The 12th century painted murals from the Mahavamsa, four abodes of Sinhalese monks and 260 large monuments influenced by Sinhalese were some of the discoveries made by a Sri Lankan team led by scholar Dr. Hema Goonatilake and Sri Lanka Embassy staff including Sri Lankan Ambassador to Myanmar Newton Gunaratne on a recent study visit to the ancient Myanmar city of Bagan.
Bagan with its roots dating back to the 11th Century was the cradle of Myanmar culture. It is to the Burmese what Anuradhapura is to the Sinhalese,a place of pride and past accomplishments and the soul of the country. Bagan is a huge site with over 4,000 major monuments built over a period of three centuries.

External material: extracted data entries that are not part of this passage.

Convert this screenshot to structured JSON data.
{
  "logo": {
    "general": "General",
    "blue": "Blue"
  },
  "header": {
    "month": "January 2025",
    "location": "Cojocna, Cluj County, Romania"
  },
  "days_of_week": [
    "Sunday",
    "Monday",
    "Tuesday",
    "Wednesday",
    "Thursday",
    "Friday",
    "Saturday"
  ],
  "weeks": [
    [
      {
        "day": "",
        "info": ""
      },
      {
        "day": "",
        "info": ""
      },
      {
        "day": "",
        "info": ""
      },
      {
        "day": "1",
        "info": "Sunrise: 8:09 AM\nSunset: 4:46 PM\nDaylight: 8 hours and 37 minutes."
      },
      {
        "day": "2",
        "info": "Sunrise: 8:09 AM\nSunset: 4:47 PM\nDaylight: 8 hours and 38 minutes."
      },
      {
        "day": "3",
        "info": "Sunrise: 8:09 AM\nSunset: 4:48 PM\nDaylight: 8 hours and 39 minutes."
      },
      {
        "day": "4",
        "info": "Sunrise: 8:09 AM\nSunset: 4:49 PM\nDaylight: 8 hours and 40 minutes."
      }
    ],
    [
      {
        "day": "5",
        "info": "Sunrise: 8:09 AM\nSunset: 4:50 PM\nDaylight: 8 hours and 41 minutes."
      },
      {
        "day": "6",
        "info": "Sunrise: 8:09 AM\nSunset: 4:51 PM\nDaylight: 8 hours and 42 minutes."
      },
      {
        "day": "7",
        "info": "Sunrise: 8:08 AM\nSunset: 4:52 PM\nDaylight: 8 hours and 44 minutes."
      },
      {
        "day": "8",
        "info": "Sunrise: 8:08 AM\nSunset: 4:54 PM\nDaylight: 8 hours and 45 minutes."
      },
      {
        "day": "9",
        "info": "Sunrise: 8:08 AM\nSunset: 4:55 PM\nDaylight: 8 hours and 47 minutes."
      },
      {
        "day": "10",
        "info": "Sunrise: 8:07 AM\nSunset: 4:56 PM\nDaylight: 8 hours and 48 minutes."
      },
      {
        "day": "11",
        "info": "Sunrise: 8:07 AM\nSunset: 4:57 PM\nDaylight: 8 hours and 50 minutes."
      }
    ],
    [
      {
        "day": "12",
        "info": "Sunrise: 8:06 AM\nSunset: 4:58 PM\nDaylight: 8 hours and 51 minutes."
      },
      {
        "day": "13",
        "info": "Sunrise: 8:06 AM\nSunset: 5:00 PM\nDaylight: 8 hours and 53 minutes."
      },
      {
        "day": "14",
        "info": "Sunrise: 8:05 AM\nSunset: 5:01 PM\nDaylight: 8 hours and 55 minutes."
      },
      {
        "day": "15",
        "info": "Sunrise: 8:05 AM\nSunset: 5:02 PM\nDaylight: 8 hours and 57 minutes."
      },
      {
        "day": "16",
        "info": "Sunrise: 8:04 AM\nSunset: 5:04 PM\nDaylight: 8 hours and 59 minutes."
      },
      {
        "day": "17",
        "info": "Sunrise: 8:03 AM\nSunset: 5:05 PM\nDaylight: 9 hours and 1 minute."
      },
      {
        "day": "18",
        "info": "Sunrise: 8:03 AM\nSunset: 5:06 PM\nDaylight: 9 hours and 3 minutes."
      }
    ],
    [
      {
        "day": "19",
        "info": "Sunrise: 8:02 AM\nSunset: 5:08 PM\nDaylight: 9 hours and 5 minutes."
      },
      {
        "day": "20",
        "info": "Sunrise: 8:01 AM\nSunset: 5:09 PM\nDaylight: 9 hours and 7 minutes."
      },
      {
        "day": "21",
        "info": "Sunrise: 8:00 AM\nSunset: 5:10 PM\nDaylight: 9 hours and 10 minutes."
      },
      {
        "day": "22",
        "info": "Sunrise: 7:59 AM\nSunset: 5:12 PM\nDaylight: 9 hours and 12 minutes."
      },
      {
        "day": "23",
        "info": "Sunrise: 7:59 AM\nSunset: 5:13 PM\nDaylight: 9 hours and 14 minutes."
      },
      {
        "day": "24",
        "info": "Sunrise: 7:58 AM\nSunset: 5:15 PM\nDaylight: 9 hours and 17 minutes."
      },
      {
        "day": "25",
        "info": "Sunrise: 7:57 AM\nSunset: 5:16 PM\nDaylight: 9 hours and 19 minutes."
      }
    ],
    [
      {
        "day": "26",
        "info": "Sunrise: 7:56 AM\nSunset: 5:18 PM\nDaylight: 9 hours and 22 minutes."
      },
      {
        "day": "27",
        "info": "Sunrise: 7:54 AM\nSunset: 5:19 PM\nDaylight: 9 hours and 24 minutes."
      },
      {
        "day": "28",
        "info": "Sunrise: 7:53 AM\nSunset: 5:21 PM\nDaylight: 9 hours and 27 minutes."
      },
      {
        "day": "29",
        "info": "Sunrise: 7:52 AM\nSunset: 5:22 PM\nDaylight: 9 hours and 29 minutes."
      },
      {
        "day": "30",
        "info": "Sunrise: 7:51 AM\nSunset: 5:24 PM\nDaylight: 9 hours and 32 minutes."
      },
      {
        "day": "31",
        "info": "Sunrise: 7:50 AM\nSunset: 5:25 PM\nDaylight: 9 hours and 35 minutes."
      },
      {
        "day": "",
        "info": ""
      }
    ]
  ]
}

It is said that these monuments are a much greater building feat than the construction for all Europe whose construction had however been spread over nearly seven centuries. The rise of Bagan was closely tied to Sri Lanka connections beginning in the 11th Century through religious and political contacts. The beginning of Bagan intellectual culture was due to the inflow of Buddhist monks from Sri Lanka and the Burmese recorded these in inscriptions and in their literature.

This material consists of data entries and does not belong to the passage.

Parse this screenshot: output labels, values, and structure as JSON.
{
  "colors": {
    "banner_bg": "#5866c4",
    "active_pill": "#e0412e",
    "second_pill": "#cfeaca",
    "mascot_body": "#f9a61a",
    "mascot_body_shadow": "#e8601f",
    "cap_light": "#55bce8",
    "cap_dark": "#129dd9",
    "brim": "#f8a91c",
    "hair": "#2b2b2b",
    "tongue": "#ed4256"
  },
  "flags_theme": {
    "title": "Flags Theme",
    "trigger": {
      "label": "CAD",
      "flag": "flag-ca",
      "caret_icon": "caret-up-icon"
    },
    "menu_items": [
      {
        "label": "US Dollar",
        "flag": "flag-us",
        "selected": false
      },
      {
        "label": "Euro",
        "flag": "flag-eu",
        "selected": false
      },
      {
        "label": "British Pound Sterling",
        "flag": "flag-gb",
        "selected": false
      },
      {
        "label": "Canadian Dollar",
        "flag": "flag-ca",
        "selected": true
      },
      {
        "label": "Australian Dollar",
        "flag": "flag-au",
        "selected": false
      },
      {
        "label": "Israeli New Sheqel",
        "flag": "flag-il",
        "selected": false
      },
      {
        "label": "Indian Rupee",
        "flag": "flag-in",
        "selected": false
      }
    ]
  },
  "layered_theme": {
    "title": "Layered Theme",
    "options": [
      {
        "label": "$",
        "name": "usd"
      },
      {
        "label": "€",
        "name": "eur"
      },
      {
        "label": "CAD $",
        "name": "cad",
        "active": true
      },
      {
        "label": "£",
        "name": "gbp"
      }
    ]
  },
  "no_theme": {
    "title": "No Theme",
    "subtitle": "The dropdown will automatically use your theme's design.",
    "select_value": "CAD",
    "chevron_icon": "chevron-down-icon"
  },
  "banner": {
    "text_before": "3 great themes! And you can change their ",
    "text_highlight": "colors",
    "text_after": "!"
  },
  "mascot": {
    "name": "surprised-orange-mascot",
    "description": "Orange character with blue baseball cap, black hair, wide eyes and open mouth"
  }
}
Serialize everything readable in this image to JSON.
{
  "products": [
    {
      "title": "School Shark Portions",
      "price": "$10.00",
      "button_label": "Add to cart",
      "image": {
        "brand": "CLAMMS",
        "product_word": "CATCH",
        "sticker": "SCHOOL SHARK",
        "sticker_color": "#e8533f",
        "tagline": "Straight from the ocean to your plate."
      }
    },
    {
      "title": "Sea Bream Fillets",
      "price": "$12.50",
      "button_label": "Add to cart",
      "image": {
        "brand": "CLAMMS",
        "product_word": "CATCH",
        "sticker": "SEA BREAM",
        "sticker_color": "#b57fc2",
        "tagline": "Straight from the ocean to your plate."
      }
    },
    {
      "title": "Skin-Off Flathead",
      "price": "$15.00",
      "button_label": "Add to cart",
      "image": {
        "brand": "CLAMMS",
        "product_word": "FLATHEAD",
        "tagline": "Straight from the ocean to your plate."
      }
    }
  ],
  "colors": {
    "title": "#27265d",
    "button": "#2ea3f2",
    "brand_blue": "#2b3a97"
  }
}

Dr. Hema Goonatilake who had been researching into the Sri Lanka Southeast Asia relations for over two decades had published some of these connections. Dr. Goonatilake guided the embassy group into some not so well known sites in Bagan.
She showed a number of very large Buddhist temple sites which had connections with Sri Lanka. There were numerous stupas built on the Sinhalese bell shaped style-actually there were at least 260 such Sinhalese style stupas. The inflow of Sri Lankan culture was facilitated by Myanmar monks visiting Sri Lanka and Sri Lankan monks visiting Bagan. The stupa enshrining the remains of one of the Myanmar monks Zapata who went to Sri Lanka was there to see it built in the Sri Lanka style. There were four monasteries to house four leading monks from Sri Lanka. The remains of these monasteries are large in number with their own stupa and vihara complexes. The most captivating buildings had murals depicting scenes from the Mahavamsa. One was the Sakyamuni temple which had murals depicting the arrival of Sanghamitta in Sri Lanka, the daughter of Emperor Asoka.
The other was the Gubyaukgyi Temple built in 1113 by Prince Rajakumar, son of King Kyansittha who painted a large number of episodes from the Mahavamsa on the Gubyaukgyi temple walls. These include panels depicting Arahant Mahinda, and King Devanmpiyatissa, the national hero Dutugamunu and his elephant Kandula as well as Prince Gamini sending women’s attire to his father for refusing to fight for the freedom of the country. The invader Elara is depicted in true Mahavamsa style as a just and fair king. His bell of justice is shown together with the calf that wore it - a story known to every child in contemporary Sri Lanka. Sri Lanka’s historical events depicted on the walls end with king Vijayabahu - the contemporary of Rajakumar. The Bagan site is huge and the story of Myanmar connections with Sri Lanka has only been scratched. Much remains to be discovered and researched. Every Sri Lankan who can afford should visit Bagan as much as they visit Buddha Gaya. They will be amazed.